Touched by a teacher

As the school year winds down to an end, former students recall certain teachers. As adults these men and women are still especially impressed with the expectations of some teachers. Too many times in the midst of all the paperwork, the job demands, the various problems and promises that each child brings, the low pay, long hours and lack of contact after graduation, it is easy for teachers to be discouraged. To feel forgotten.

Students do remember their teachers: the good, the bad, the ugly and the beautiful. Yes, students do remember a teacher’s worst days as a recent conversation with our son Randy revealed.

“Do you remember Mr. Reed, the math teacher?” Randy asked his dad during a recent visit.

It has been 40 years, still “Yes, I do.” my husband said.

“I saw him recently. He was not one of the teachers that I liked. I liked many other teachers a lot more than him. They were friendly. One day, I showed up for class without my homework – again. He yanked me up and hauled me out of the classroom to the hall and slammed me up against the wall. He screamed in my face. He said I was wasting my potential. He screamed I could do better, and he wanted to see it.”

My husband and I listened in awe. We had never heard this story before.

“Well, I drove into a gas station recently and there he was. I walked over to him and said, “Hi! Mr. Reed.’ he turned and looked at me. ‘Do you remember me?’ I asked him.”

“He looked at me rather cautiously. ‘Maybe.’”

“I’m Randy Hershberger. I was in your math class. I didn’t always do my homework. One day you grabbed me and took me outside the class….”

“Mr.
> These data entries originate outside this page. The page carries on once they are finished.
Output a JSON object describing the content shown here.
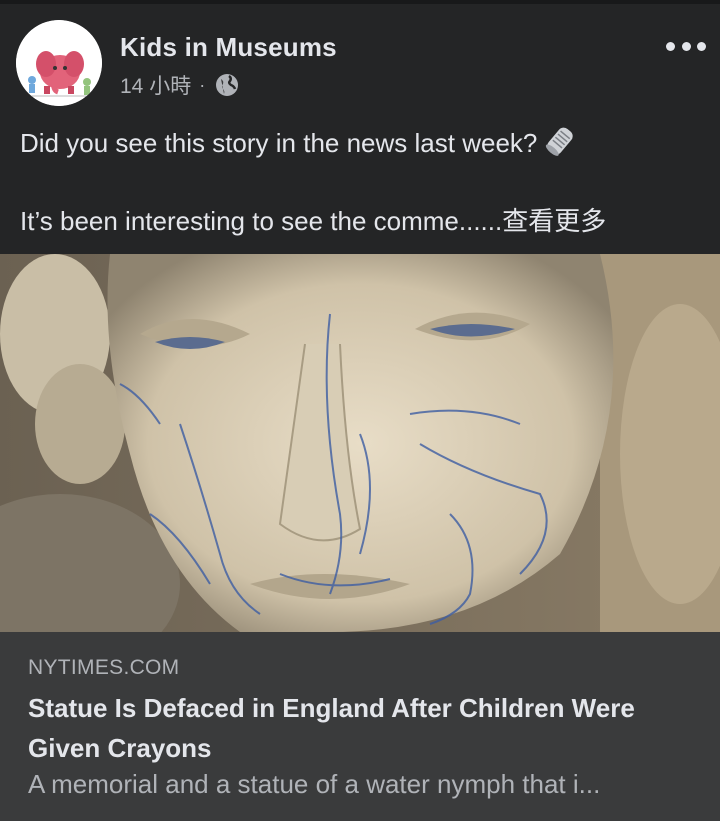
{
  "post": {
    "page_name": "Kids in Museums",
    "time": "14 小時",
    "separator": "·",
    "privacy_icon": "globe-icon",
    "more_icon": "ellipsis-icon",
    "avatar_icon": "kids-in-museums-logo",
    "avatar_logo_text": "Kids in Museums",
    "text_line1": "Did you see this story in the news last week?",
    "text_line1_emoji": "rolled-newspaper-icon",
    "text_line2": "It’s been interesting to see the comme......",
    "see_more": "查看更多"
  },
  "link_preview": {
    "domain": "NYTIMES.COM",
    "title": "Statue Is Defaced in England After Children Were Given Crayons",
    "description": "A memorial and a statue of a water nymph that i..."
  },
  "colors": {
    "background": "#242526",
    "card": "#3a3b3c",
    "primary_text": "#e4e6eb",
    "secondary_text": "#b0b3b8"
  }
}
Reed backed up. He kind of raised his hands in protest and interrupted me, ‘That was before I was a Christian.’”

“No. No. I’m not upset. I just wanted to tell you that I have often thought about that day. I now realize, you really cared about me. You wanted the best for me. I know you were tough, but you were tough because you knew I could do better and you wanted me to try and do it. Other teachers may have known I could do more, but not many cared enough to get my attention and tell me that.”

“As I talked, he relaxed and smiled.”

“I told him, ‘I had a lot of other teachers that I really liked and I thought liked me. But you, I remember as someone who wanted me to do my best. You were the one who insisted I could do better and made sure I knew that it upset you when I did not even try. None of the other teachers did that. You really cared about me and what I was doing.’”
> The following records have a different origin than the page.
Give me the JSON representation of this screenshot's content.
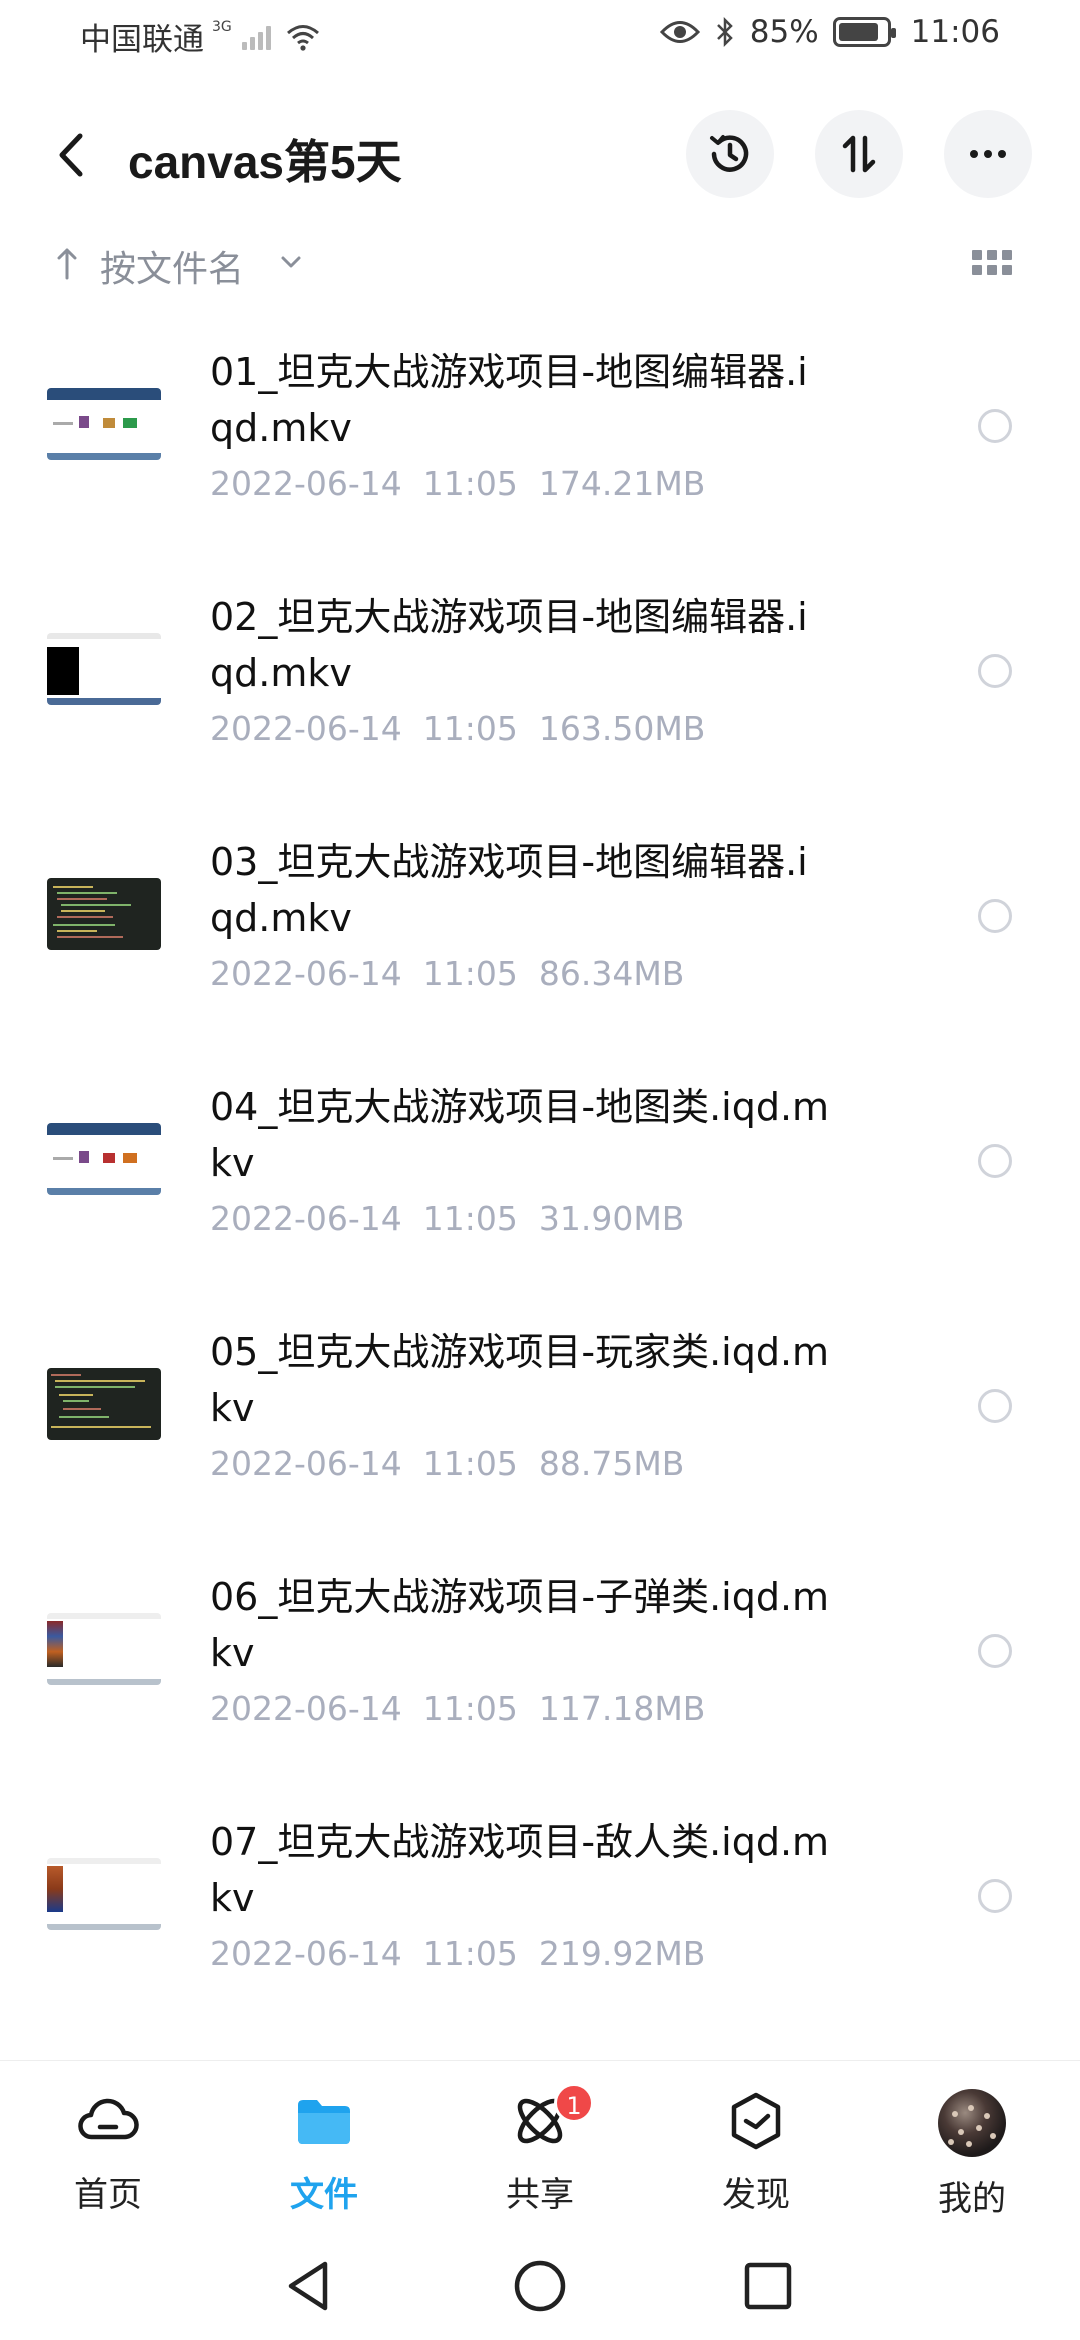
{
  "status_bar": {
    "carrier": "中国联通",
    "network": "3G",
    "battery": "85%",
    "battery_level": 0.85,
    "time": "11:06"
  },
  "header": {
    "title": "canvas第5天",
    "icons": [
      "back-icon",
      "history-icon",
      "sort-toggle-icon",
      "more-icon"
    ]
  },
  "sort": {
    "label": "按文件名"
  },
  "files": [
    {
      "name": "01_坦克大战游戏项目-地图编辑器.iqd.mkv",
      "date": "2022-06-14  11:05",
      "size": "174.21MB"
    },
    {
      "name": "02_坦克大战游戏项目-地图编辑器.iqd.mkv",
      "date": "2022-06-14  11:05",
      "size": "163.50MB"
    },
    {
      "name": "03_坦克大战游戏项目-地图编辑器.iqd.mkv",
      "date": "2022-06-14  11:05",
      "size": "86.34MB"
    },
    {
      "name": "04_坦克大战游戏项目-地图类.iqd.mkv",
      "date": "2022-06-14  11:05",
      "size": "31.90MB"
    },
    {
      "name": "05_坦克大战游戏项目-玩家类.iqd.mkv",
      "date": "2022-06-14  11:05",
      "size": "88.75MB"
    },
    {
      "name": "06_坦克大战游戏项目-子弹类.iqd.mkv",
      "date": "2022-06-14  11:05",
      "size": "117.18MB"
    },
    {
      "name": "07_坦克大战游戏项目-敌人类.iqd.mkv",
      "date": "2022-06-14  11:05",
      "size": "219.92MB"
    }
  ],
  "bottom_nav": {
    "items": [
      {
        "label": "首页",
        "icon": "cloud-icon"
      },
      {
        "label": "文件",
        "icon": "folder-icon",
        "active": true
      },
      {
        "label": "共享",
        "icon": "share-orbit-icon",
        "badge": "1"
      },
      {
        "label": "发现",
        "icon": "discover-cube-icon"
      },
      {
        "label": "我的",
        "icon": "avatar"
      }
    ]
  },
  "colors": {
    "accent": "#1fa3ee",
    "badge": "#f04848",
    "meta_text": "#a9aebd"
  }
}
“Well, thank you for telling me,” Reed said reaching out to shake Randy’s hand. When the two parted, Mr. Reed glowed with the praise. Yes, he had been tough on Randy, but his toughness came from the frustration of seeing a kid repeatedly wasting his potential, thinking it did not matter and it did.

His frustration got Randy’s attention so that 40 years later the former reluctant scholar remembers one teacher who desperately wanted one student to try.

Mr. Reed does not stand alone. He serves as a reminder that sometimes, even on the worst day ever, a student will read between the lines that a teacher really cares.